Novel radionuclide imaging methods for molecular profiling of prostate cancer
Molecular imaging may improve treatment of prostate cancer by better staging, personalising management and evaluation of therapy response. Our approach to visualization of prostate cancer is radionuclide targeting of the prostate tumour markers.
Correct staging of prostate cancer is crucial for patient management. Conventional anatomical imaging modalities (CT and MRI) tend to understage prostate cancer due to poor sensitivity to soft tissue metastases. The false-negative results contribute to a significant number of patients with extraprostatic disease undergoing non-curative surgery.
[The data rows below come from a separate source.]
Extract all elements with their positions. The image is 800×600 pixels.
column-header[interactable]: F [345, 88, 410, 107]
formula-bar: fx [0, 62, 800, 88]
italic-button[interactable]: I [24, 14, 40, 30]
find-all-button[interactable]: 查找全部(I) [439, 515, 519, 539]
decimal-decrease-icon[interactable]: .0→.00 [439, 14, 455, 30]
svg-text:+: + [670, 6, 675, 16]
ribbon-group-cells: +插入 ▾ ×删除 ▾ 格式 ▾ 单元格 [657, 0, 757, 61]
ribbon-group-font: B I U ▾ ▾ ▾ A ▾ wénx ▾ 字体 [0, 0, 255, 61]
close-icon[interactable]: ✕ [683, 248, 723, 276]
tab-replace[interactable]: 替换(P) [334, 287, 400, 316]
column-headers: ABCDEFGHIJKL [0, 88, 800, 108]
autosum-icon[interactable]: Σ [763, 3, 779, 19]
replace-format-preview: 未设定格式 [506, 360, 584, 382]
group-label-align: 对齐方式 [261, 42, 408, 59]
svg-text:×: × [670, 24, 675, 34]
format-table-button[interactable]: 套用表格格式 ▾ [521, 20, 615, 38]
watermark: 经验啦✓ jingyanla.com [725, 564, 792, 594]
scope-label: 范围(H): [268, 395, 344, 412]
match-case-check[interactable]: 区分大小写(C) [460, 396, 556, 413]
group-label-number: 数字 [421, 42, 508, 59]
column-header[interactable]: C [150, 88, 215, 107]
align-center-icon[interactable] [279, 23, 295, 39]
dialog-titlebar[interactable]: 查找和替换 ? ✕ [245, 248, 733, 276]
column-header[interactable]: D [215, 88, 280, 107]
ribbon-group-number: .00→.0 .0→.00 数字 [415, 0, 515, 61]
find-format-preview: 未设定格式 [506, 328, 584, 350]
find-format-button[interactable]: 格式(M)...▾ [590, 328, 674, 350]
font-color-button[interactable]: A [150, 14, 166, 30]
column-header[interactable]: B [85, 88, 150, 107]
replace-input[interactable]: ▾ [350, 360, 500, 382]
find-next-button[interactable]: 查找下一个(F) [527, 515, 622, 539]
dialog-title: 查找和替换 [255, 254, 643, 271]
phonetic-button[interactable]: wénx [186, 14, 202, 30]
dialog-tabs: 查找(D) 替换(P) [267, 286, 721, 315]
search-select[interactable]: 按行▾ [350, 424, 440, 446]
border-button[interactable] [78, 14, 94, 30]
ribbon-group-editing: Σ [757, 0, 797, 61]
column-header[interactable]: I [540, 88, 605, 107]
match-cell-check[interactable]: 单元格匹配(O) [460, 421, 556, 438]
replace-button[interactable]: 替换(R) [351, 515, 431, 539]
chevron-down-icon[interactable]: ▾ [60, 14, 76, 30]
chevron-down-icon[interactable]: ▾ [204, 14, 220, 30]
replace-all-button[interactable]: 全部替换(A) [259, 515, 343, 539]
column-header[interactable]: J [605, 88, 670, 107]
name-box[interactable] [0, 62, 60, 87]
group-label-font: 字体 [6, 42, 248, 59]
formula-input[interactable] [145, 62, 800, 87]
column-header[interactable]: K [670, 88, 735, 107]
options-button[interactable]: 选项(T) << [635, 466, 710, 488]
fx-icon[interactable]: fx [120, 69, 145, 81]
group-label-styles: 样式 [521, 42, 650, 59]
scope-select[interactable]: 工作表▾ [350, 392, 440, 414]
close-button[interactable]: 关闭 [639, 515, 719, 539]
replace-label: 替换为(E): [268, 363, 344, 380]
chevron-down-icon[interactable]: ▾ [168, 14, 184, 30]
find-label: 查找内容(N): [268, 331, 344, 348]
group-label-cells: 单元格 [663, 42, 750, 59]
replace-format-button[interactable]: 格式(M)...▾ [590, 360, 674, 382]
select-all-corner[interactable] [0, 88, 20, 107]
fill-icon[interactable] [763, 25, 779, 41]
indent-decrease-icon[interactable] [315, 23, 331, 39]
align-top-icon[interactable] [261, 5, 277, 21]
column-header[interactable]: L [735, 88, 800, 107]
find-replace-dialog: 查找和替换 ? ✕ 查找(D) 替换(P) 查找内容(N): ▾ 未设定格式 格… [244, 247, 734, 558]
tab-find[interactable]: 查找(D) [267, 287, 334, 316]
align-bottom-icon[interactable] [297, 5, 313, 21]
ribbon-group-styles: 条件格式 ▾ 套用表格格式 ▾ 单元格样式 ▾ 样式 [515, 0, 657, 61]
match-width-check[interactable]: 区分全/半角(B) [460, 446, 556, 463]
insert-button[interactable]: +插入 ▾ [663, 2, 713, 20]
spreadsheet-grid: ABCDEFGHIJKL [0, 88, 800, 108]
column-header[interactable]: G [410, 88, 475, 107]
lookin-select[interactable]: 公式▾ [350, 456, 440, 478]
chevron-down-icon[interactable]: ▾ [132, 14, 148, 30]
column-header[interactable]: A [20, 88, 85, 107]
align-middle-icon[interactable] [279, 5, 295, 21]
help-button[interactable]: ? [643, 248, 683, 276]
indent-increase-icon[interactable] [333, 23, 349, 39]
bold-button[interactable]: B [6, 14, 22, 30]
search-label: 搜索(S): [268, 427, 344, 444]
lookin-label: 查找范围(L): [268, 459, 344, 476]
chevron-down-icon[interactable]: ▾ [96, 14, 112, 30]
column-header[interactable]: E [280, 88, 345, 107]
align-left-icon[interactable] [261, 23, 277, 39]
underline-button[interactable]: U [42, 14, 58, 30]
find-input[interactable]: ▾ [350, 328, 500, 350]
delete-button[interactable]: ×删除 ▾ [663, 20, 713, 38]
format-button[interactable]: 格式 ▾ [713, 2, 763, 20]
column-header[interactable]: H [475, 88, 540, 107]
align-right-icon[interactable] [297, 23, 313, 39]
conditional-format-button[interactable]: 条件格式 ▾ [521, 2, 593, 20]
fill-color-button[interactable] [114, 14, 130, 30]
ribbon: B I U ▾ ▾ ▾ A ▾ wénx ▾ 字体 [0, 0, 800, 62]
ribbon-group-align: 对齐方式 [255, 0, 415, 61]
The use of [18F]FDG for imaging of malignant tumours by positron emission tomography (PET or PET/CT) provides excellent sensitivity in many cancers. However, the utility of this method for prostate cancer is limited because glucose utilisation is low and FDG uptake is insufficient in up to 81% of primary prostate cancers. Other metabolic PET tracers have shown some promising results in the clinic but have low selectivity.
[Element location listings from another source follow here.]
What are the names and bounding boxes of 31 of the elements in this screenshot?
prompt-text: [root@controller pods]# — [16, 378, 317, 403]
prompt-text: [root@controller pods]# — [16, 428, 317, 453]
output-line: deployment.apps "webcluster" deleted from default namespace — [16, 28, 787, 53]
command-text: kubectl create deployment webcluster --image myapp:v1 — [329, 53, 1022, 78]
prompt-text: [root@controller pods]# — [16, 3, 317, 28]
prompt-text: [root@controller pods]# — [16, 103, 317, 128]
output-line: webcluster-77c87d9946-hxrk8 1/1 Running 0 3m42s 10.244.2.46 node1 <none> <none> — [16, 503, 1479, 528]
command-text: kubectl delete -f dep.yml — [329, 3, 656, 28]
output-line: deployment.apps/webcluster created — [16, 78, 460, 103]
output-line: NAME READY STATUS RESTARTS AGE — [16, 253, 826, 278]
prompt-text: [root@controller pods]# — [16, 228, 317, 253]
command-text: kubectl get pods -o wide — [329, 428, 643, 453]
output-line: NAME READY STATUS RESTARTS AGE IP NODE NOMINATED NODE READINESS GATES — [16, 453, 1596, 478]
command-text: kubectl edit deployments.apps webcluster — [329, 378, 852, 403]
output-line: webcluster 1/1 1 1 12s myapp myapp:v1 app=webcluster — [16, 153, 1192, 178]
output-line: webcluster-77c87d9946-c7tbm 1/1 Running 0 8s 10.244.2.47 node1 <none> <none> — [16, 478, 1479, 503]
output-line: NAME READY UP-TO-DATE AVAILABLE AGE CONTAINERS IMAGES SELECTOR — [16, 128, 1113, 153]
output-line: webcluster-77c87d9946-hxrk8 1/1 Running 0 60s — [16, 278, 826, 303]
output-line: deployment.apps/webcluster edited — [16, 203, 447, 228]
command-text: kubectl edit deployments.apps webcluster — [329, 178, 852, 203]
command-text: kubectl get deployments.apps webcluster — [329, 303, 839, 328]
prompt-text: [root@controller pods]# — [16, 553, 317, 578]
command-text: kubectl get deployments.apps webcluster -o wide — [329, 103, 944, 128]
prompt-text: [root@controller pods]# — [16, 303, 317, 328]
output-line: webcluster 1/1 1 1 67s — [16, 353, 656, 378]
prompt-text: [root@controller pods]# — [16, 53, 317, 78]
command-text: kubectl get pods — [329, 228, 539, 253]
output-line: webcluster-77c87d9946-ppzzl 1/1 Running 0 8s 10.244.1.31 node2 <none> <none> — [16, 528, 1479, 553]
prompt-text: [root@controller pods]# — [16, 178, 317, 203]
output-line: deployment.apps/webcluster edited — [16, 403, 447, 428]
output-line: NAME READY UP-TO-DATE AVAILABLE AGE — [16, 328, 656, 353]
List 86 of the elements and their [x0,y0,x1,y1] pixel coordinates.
An alternative approach to visualisation of prostate cancer is radionuclide targeting of the prostate tumour marker PSMA. Expression of PSMA is low in normal prostate tissue, but is increased in prostate cancer and correlates with prostate cancer progression. Targeting of PSMA is utilised for imaging of prostate cancer using 111In-labelled ProstaScint (capromab pendetide), which is approved for clinical use by FDA. Still, imaging of PSMA can be improved by both optimizing radionuclide for labelling and by optimizing a tracer format (e.g. the use of small targeting proteins instead of bulky IgG).
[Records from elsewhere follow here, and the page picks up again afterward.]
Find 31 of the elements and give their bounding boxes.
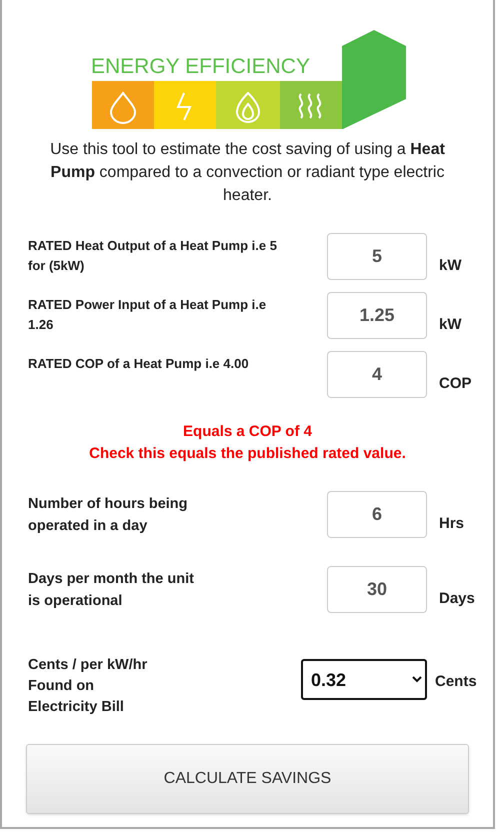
- logo-tile: [92, 81, 154, 129]
- unit-label: Cents: [435, 672, 477, 692]
- intro-text: Use this tool to estimate the cost saving of using a Heat Pump compared to a convection or radiant type electric heater.: [49, 140, 446, 206]
- warning-text: Check this equals the published rated value.: [89, 444, 406, 464]
- input-field[interactable]: 5: [327, 233, 427, 280]
- input-field[interactable]: 6: [327, 491, 427, 538]
- field-label: RATED Power Input of a Heat Pump i.e 1.26: [28, 296, 268, 334]
- flame-icon: [236, 92, 260, 123]
- input-field[interactable]: 4: [327, 351, 427, 398]
- field-label: RATED Heat Output of a Heat Pump i.e 5 for (5kW): [28, 237, 278, 275]
- heat-waves-icon: [298, 93, 322, 119]
- calculate-button[interactable]: CALCULATE SAVINGS: [26, 744, 469, 814]
- warning-text: Equals a COP of 4: [183, 422, 312, 442]
- field-label: Number of hours being operated in a day: [28, 495, 188, 536]
- logo-tile: [216, 81, 280, 129]
- unit-label: kW: [439, 315, 462, 335]
- input-field[interactable]: 1.25: [327, 292, 427, 339]
- dropdown[interactable]: 0.32: [301, 659, 427, 700]
- logo-tile: [154, 81, 216, 129]
- drop-icon: [110, 92, 136, 124]
- unit-label: kW: [439, 256, 462, 276]
- unit-label: COP: [439, 374, 472, 394]
- field-label: Cents / per kW/hr Found on Electricity Bill: [28, 656, 148, 717]
- unit-label: Days: [439, 589, 475, 609]
- field-label: RATED COP of a Heat Pump i.e 4.00: [28, 355, 250, 373]
- logo-text: ENERGY EFFICIENCY: [91, 55, 310, 78]
- lightning-icon: [176, 92, 192, 120]
- input-field[interactable]: 30: [327, 566, 427, 613]
- logo-tile: [280, 81, 342, 129]
- field-label: Days per month the unit is operational: [28, 570, 195, 611]
- unit-label: Hrs: [439, 514, 464, 534]
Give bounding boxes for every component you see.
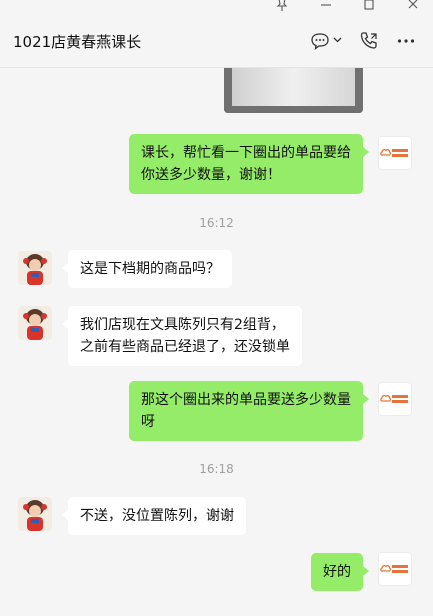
image-thumbnail xyxy=(224,68,363,113)
image-message[interactable] xyxy=(224,68,363,113)
message-line: 之前有些商品已经退了，还没锁单 xyxy=(80,339,290,355)
message-bubble-sent[interactable]: 课长，帮忙看一下圈出的单品要给 你送多少数量，谢谢！ xyxy=(129,134,369,194)
message-bubble-sent[interactable]: 那这个圈出来的单品要送多少数量 呀 xyxy=(129,381,369,441)
message-line: 呀 xyxy=(141,414,155,430)
voice-call-button[interactable] xyxy=(358,28,380,54)
contact-avatar[interactable] xyxy=(18,497,52,531)
brand-logo-icon xyxy=(380,149,408,157)
message-list[interactable]: 课长，帮忙看一下圈出的单品要给 你送多少数量，谢谢！ 16:12 这是下档期的商… xyxy=(0,68,433,616)
message-bubble-sent[interactable]: 好的 xyxy=(311,553,369,591)
doll-avatar-icon xyxy=(18,497,52,531)
pin-icon[interactable] xyxy=(274,0,290,13)
contact-avatar[interactable] xyxy=(18,251,52,285)
chat-bubble-icon xyxy=(311,33,342,50)
my-avatar[interactable] xyxy=(378,382,412,416)
my-avatar[interactable] xyxy=(378,136,412,170)
more-button[interactable] xyxy=(395,28,417,54)
doll-avatar-icon xyxy=(18,306,52,340)
phone-icon xyxy=(360,32,377,49)
more-icon xyxy=(397,39,415,43)
brand-logo-icon xyxy=(380,565,408,573)
timestamp: 16:12 xyxy=(199,216,234,230)
close-icon[interactable] xyxy=(405,0,421,13)
message-line: 我们店现在文具陈列只有2组背， xyxy=(80,317,285,333)
timestamp: 16:18 xyxy=(199,462,234,476)
message-bubble-received[interactable]: 我们店现在文具陈列只有2组背， 之前有些商品已经退了，还没锁单 xyxy=(62,306,302,366)
doll-avatar-icon xyxy=(18,251,52,285)
message-line: 你送多少数量，谢谢！ xyxy=(141,167,281,183)
message-line: 那这个圈出来的单品要送多少数量 xyxy=(141,392,351,408)
chat-title: 1021店黄春燕课长 xyxy=(13,33,142,51)
chat-header: 1021店黄春燕课长 xyxy=(0,14,433,68)
message-line: 课长，帮忙看一下圈出的单品要给 xyxy=(141,145,351,161)
message-bubble-received[interactable]: 不送，没位置陈列，谢谢 xyxy=(62,497,246,535)
message-bubble-received[interactable]: 这是下档期的商品吗？ xyxy=(62,250,232,288)
brand-logo-icon xyxy=(380,395,408,403)
my-avatar[interactable] xyxy=(378,552,412,586)
contact-avatar[interactable] xyxy=(18,306,52,340)
minimize-icon[interactable] xyxy=(318,0,334,13)
maximize-icon[interactable] xyxy=(361,0,377,13)
window-controls xyxy=(0,0,433,14)
chat-history-button[interactable] xyxy=(310,28,346,54)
Alternative treatments for of androgen-independent prostate cancer could be targeting against tyrosine kinase receptors family that are often overexpressed in advanced prostate cancers. This approach requires confirmation of the presence of receptors in cancer lesions and therapy monitoring for early response. This could be done by radionuclide diagnostic imaging.
Affibody conjugates as alternative to antibodies for tumour targeting
The use of antibodies for diagnostics and therapy has a serious limitation. Antibodies are relatively bulky (170 kDa), which complicates their extravasation and penetration into malignant tissue. Blood clearance is also slow, which causes high background during imaging and high unspecific whole-body irradiation during therapy. Smaller antibody fragments provide better tumour-to-normal tissues radioactivity ratio than intact antibodies and size reduction is a proved approach to improvement of targeting properties of radionuclide probes for tumour imaging and treatment. The size of the immunoglobulin based tracers can only be reduced to 25 kDa for scFv or 15 kDa for domain antibodies.
Affibody molecules are only half the size of the domain antibodies. Affibody molecules are three helical domain proteins of approximately 58 amino acids having a structure deriving from one domain of staphylococcal protein A. Our group participated in selection, evaluation and pre-clinical characterisation of Affibody molecules binding to different molecular targets relevant to prostate cancer, e.g. HER2, EGFR, IGF1R. Preclinical data suggest that the affibody ligand provides at least one order of magnitude better imaging contrast (tumour-to-organ ratios) in murine xenograft model, than the best antibody fragments. The comparison of imaging properties of anti-HER2 ligands as full length antibody trastuzumab and Affibody molecule ABY-025 demonstrated that high contrast image with Affibody molecule can be obtained in much shorter time after injection of radiolabeled ligand probe. Furthermore, clinical data show that 111In- and 68Ga-labelled anti-HER2 Affibody molecule may be used for imaging of HER2-expressing metastases cancer patients.